Although violence has been much reduced, continued activity of several armed movements is not only a security problem and a constraint on political life, but also a factor facilitating expansion of al-Qaeda's jihad. This has two distinct but connected aspects. The armed movements offer al-Qaeda points of entry into Algeria and thus the Maghreb and North-West Africa (including Sahel countries), while providing a home-grown reference and model for disaffected elements of the Algerian diaspora attracted to jihadi activism. Meanwhile, the continuing insurgency means Algeria's crisis is not wholly over, as does failure to resolve fundamental constitutional questions -- the armed forces' political role, presidential prerogatives, judicial independence and, more generally, the problem of establishing law-bound government.

While these persistent difficulties may suggest little real change over the last decade, Algerian Islamists have revised their outlook and discourse in important respects. Islamic political activism has abandoned its brief but intense flirtation with revolution and reverted to essentially reformist strategies.

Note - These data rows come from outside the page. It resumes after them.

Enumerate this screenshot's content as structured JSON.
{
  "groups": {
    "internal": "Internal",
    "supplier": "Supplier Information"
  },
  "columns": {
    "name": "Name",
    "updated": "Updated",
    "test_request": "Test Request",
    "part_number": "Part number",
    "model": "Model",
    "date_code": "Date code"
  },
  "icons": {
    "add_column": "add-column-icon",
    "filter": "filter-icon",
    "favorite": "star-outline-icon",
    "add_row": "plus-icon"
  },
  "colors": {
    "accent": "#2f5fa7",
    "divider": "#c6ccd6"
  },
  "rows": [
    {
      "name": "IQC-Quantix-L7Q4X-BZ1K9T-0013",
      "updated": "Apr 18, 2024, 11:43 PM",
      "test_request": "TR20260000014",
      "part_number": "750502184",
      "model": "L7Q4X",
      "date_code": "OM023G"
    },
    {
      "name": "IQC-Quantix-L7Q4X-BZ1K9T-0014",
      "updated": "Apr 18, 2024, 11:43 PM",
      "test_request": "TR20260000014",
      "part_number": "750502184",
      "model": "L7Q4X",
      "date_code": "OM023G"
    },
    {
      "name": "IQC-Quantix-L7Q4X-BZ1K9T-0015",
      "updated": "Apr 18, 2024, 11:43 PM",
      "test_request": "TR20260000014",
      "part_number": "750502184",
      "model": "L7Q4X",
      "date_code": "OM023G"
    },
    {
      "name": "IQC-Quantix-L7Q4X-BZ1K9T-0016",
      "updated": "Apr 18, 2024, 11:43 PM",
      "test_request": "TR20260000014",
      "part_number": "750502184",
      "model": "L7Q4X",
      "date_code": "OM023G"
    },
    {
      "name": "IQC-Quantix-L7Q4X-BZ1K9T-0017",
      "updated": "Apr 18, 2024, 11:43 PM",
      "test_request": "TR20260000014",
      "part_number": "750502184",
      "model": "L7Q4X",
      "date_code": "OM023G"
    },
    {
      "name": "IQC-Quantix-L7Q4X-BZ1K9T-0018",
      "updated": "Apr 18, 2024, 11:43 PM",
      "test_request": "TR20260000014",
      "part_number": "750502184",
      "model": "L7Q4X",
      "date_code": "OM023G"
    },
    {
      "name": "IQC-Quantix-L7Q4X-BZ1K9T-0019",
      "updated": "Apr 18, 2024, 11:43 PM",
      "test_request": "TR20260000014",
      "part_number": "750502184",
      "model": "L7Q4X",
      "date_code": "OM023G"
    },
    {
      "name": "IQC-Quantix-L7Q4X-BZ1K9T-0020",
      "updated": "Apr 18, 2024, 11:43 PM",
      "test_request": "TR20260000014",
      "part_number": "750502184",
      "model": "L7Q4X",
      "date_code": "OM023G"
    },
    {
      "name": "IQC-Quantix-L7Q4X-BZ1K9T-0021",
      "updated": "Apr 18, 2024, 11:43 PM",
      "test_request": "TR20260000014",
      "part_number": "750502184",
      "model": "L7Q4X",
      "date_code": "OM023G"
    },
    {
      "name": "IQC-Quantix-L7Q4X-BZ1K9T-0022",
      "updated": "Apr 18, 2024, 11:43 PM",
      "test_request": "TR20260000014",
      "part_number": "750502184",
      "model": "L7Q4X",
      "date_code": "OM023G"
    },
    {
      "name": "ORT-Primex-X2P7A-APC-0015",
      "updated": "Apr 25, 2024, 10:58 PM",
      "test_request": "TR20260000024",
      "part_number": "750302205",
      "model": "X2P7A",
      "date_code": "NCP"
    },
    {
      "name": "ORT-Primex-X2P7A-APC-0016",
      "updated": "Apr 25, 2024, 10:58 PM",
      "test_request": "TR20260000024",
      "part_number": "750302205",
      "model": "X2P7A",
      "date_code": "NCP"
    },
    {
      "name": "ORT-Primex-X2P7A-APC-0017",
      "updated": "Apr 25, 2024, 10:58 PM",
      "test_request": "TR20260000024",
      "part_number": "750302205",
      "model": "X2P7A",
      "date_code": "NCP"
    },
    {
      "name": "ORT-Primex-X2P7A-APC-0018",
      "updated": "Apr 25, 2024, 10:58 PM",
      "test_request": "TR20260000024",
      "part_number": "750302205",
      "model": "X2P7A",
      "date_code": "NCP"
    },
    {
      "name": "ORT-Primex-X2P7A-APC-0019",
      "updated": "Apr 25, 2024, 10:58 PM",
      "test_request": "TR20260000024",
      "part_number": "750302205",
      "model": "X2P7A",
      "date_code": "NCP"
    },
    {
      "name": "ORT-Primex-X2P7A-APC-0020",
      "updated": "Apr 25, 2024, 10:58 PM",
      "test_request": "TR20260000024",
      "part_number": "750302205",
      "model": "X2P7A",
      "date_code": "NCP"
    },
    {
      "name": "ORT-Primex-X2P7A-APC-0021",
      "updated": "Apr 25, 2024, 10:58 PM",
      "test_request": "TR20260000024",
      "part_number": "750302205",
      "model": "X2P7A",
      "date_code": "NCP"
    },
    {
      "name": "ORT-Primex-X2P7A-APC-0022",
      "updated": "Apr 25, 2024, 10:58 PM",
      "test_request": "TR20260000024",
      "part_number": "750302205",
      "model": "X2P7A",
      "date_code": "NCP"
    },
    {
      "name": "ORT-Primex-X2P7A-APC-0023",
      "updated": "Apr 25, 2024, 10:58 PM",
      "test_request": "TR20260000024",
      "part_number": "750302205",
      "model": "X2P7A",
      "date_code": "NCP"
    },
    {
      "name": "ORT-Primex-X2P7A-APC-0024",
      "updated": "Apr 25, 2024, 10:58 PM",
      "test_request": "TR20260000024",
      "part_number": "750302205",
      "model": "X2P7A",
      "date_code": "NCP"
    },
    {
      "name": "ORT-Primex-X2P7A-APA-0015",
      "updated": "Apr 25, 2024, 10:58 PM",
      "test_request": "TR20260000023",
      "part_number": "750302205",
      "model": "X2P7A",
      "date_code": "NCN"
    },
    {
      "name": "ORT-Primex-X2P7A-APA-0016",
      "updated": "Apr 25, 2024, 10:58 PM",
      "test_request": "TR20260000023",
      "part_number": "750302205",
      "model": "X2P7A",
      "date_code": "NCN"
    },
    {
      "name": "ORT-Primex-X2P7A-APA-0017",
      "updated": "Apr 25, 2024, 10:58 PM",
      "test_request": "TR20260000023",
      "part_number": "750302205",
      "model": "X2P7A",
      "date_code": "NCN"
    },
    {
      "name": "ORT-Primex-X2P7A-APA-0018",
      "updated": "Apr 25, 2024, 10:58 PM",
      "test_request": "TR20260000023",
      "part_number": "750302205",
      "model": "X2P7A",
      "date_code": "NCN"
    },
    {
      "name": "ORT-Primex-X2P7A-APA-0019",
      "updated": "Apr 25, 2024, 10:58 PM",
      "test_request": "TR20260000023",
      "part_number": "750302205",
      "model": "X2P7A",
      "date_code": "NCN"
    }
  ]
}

The Islamist parties now accept the nation-state and have either tacitly abandoned the ideal of an Islamic state or reconciled it with democratic principles. They no longer advocate fundamentalist positions on Islamic law and have begun to accept equality of the sexes, including women's right to work outside the home and participate in public life. These changes represent a partial recovery of the outlook of the "Islamic modernism" movement of the late nineteenth and early twentieth centuries. True fundamentalism -- hostile to democracy and the national idea, resistant to innovative thinking, conservative on the status of women -- is today confined to the Salafiyya current from which Islamist parties now explicitly dissociate themselves.

The armed rebellion is now reduced to the Salafiyya's jihadi wing. Its initial scale owed much to the involvement of a variety of ideological currents, including movements derived from or at least partly inspired by Algeria's nationalist and populist traditions. But today only groups derived from the Salafi current remain active and they have no representation in the party-political sphere. As the armed movements' political and social bases have contracted, their connections with local "mafias" involved in illicit economic activities, notably smuggling, have become more pronounced. Links to al-Qaeda underline the narrowness of their domestic constituency and reliance on external sources of legitimation.

Abandonment of fundamentalism by mainstream Islamist parties means the two oppositions that structured party-politics in the early 1990s, polarising and paralysing debate -- Islamism versus secularism and Islamism versus the nation-state -- have been largely overcome. Inclusive, constructive debate on reform between the main political tendencies -- including Islamists -- should now be possible.

With the improved security situation, the army has begun to acknowledge it should withdraw from its dominant political position and allow the civilian wing of the regime more latitude, a welcome but still tentative development. A danger is that al-Qaeda's reported links to remaining armed movements will be used in the context of support for the "war against terrorism" as a pretext for slowing or reversing this trend. While some military action remains necessary, the government should be urged to use other policy instruments to make an end to armed groups. Besides police measures (including more cooperation with regional and Mediterranean partners), vigorous steps should be taken to re-establish state regulation of commerce so as to reduce smuggling that provides much of the armed movements' life-blood.

The government should not have to rely on U.S. support alone in this; in view of the terrorist threat to Europe, the EU and member states should make assistance a priority. Participation of diaspora Algerians in terrorist networks in Europe has been very noticeable. While circumstances specific to diaspora life may be the main factor, an end to armed movements inside Algeria and normalisation of its political and economic life would have a salutary effect on the outlook of diaspora Algerians and weaken the impulse to jihadi activism.